Strutturata secondo un’impostazione piramidale, la pala è legata a schemi stilistici tradizionali, di memoria arcaizzante. Il protagonista, sant’Antonino – arcivescovo fiorentino, campione di virtù teologiche e azioni caritatevoli – appare sovradimensionato rispetto alla folla dei questuanti, compressa in primo piano. Il santo sovrasta anche i due chierici posti nel piano intermedio scandito dal parapetto marmoreo, nonché le autorevoli insegne del potere religioso (mitra e pastorale, allusivi alla carica arcivescovile).
Dal basso partono le richieste (mani tese, lettere di petizione) che vengono mediate dai due chierici, rappresentanti del mondo ecclesiastico, verso il santo seduto su un poderoso seggio, intento ad ascoltare i suggerimenti di due angeli. La scena riprende dunque una dinamica di ordine gerarchico, interpretata con grande spirito realistico, grazie anche alle indiscusse capacità ritrattistiche di Lotto, artista molto sensibile alla qualità del dettaglio.
Destinata a decorare il transetto della chiesa dei Santi Giovanni e Paolo (San Zanipolo) a Venezia, La carità di sant’Antonino è un’opera che segna il culmine della carriera di Lorenzo Lotto.
Commissionata forse già nel 1525-26 dai domenicani di San Zanipolo, in concomitanza con la canonizzazione del santo (1523), la pala fu portata a termine solo nel 1542, per 90 ducati al posto dei 125 pattuiti.
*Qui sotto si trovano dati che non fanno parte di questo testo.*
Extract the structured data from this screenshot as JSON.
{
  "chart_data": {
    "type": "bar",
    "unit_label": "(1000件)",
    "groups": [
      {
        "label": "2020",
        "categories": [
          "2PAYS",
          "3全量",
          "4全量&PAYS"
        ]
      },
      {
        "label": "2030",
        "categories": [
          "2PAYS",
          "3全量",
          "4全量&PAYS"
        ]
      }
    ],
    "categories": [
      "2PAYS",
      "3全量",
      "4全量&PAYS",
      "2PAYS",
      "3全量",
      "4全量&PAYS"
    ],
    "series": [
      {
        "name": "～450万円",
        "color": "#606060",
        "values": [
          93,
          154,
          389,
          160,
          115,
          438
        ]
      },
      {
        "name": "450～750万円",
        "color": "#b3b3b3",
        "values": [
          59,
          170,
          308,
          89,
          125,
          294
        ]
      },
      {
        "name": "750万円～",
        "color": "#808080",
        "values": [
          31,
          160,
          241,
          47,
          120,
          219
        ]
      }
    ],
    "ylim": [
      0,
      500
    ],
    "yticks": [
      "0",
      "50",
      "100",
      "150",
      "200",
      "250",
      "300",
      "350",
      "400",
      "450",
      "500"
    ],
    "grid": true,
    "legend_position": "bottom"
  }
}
La tempistica non è casuale, vista la coincidenza con un altro importante anniversario: la fondazione della Società dei Buonamini di San Martino, sorta a Firenze nel 1442 per volere dello stesso Antonino. La pia associazione era incaricata della cura dei “poveri vergognosi”: categoria specifica di poveri, cui allude anche Lotto nella dama con la veletta in primo piano, costituita da personaggi di alta condizione sociale caduti in miseria.
L’immagine si schiera così a sostegno di una nuova posizione ideologica sorta di fronte al dilagare della povertà, in favore di una distribuzione locale delle elemosine, gestita dalle parrocchie: la carità non si traduce più in un atto spontaneo e trasversale, ma in un fenomeno regolato in termini istituzionali.
La storia conservativa dell’opera è ben documentata, segno del rispetto di cui la pala ha storicamente goduto. Non altrettanto soddisfacenti sono stati, però, i risultati dei vari interventi di restauro succedutisi nel tempo: dalle integrazioni ottocentesche − inefficaci, secondo Moschini, nella restituzione del “fulgore delle tinte” −, fino al restauro di primo Novecento di Bonomi, mirato a rimuovere incrostazioni di cera, muffa e vernici ossidate, risultato influente nell’alterazione del testo.
La scarsa qualità dei restauri è stata confermata dalle ricognizioni degli anni Ottanta per essere finalmente superata dal restauro di Nonfarmale (1984-85). La tenuta di quest’ultimo ha reso sufficiente, per una rinnovata capacità di lettura del testo figurativo, una semplice manutenzione limitata alla riadesione di alcuni sollevamenti della materia pittorica, alla rimozione delle alterazioni più evidenti, alla stuccatura di alcune lacune e a qualche integrazione di colore. E’ stato quindi possibile recuperare l’originaria limpidezza del colore, rendendo giustizia alla qualità della pittura lottesca, ammirata anche dal grande “colorista” Tiziano.